Он стоял, сложив руки по швам, дрожал, не сходя с места, и озирался по сторонам, как будто примериваясь, по какой дороге бежать. Военком подошел к нему вплотную, но не доглядел. Мельников рванулся и побежал изо всех сил.
- Проиграл, - закричал он дико и влез на пень и стал обрывать на себе куртку и царапать грудь.
- Бей, Тимошенко, - закричал он, падая на землю, - без враз.
Тогда мы потащили его в палатку, и казаки нам помогли. Мы вскипятили ему чай и набили папирос. Он курил и все дрожал. И только к вечеру успокоился наш командир. Он не заговаривал больше о сумасбродном своем заявлении, но через неделю поехал в Ровно, освидетельствовался во врачебной комиссии и был демобилизован, как инвалид, имеющий шесть поранений.
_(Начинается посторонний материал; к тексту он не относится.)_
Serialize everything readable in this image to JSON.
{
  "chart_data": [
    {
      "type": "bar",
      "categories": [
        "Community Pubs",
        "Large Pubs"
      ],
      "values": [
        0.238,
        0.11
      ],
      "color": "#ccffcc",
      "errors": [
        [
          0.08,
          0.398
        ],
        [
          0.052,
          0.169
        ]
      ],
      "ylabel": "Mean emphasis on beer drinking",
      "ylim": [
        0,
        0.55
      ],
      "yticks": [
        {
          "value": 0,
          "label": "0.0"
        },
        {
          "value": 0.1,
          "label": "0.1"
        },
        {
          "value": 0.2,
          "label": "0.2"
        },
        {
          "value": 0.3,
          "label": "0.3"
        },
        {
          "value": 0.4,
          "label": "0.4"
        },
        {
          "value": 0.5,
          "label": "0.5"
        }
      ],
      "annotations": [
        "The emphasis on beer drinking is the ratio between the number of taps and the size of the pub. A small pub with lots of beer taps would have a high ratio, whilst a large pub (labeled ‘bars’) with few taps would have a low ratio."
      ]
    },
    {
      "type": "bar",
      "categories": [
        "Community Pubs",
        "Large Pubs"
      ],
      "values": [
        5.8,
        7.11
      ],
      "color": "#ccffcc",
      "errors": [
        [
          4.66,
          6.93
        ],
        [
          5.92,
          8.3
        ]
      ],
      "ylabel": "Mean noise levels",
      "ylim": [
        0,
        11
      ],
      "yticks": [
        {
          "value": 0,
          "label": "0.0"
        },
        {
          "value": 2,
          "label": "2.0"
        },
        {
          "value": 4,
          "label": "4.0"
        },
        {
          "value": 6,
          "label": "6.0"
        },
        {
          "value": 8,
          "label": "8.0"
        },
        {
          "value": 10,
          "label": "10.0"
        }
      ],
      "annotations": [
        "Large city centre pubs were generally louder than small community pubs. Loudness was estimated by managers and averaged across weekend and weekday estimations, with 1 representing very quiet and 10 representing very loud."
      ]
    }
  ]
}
Так лишились мы Мельникова. Я ужасно был этим опечален, потому что Мельников был тихий человек, похожий на меня характером. У него одного в эскадроне был самовар. В дни затишья мы пили с ним горячий чай. И он рассказывал мне о женщинах так подробно, что мне было стыдно и приятно слушать. Это, я думаю, потому, что нас потрясали одинаковые страсти. Мы оба смотрели на мир, как на луг в мае, как на луг, по которому ходят женщины и кони.
У СВЯТОГО ВАЛЕНТА.
Дивизия наша заняла Берестечко вчера вечером. Штаб остановился в доме ксендза Тузинкевича. Переодевшись бабой, Тузинкевич бежал из Берестечка перед вступлением наших войск. О нем я знаю, что он сорок пять лет возился с богом в Берестечке и был хорошим ксендзом. Когда жители хотят, чтобы мы это поняли, они говорят - его любили евреи. При Тузинкевиче обновили древний костел. Ремонт кончили в день трехсотлетия храма. Из Житомира приехал тогда епископ. Прелаты в шелковых рясах служили перед костелом молебен. Пузатые и благостные они стояли, как колокола в росистой траве. Из окрестных сел текли покорствующие реки. Мужичье преклоняло колена, целовало руки и на небесах в тот день пламенели невиданные облака. Небесные флаги веяли в честь старого костела. Сам епископ поцеловал Тузинкевича в лоб и назвал его отцом Берестечка, pater Beresteckea.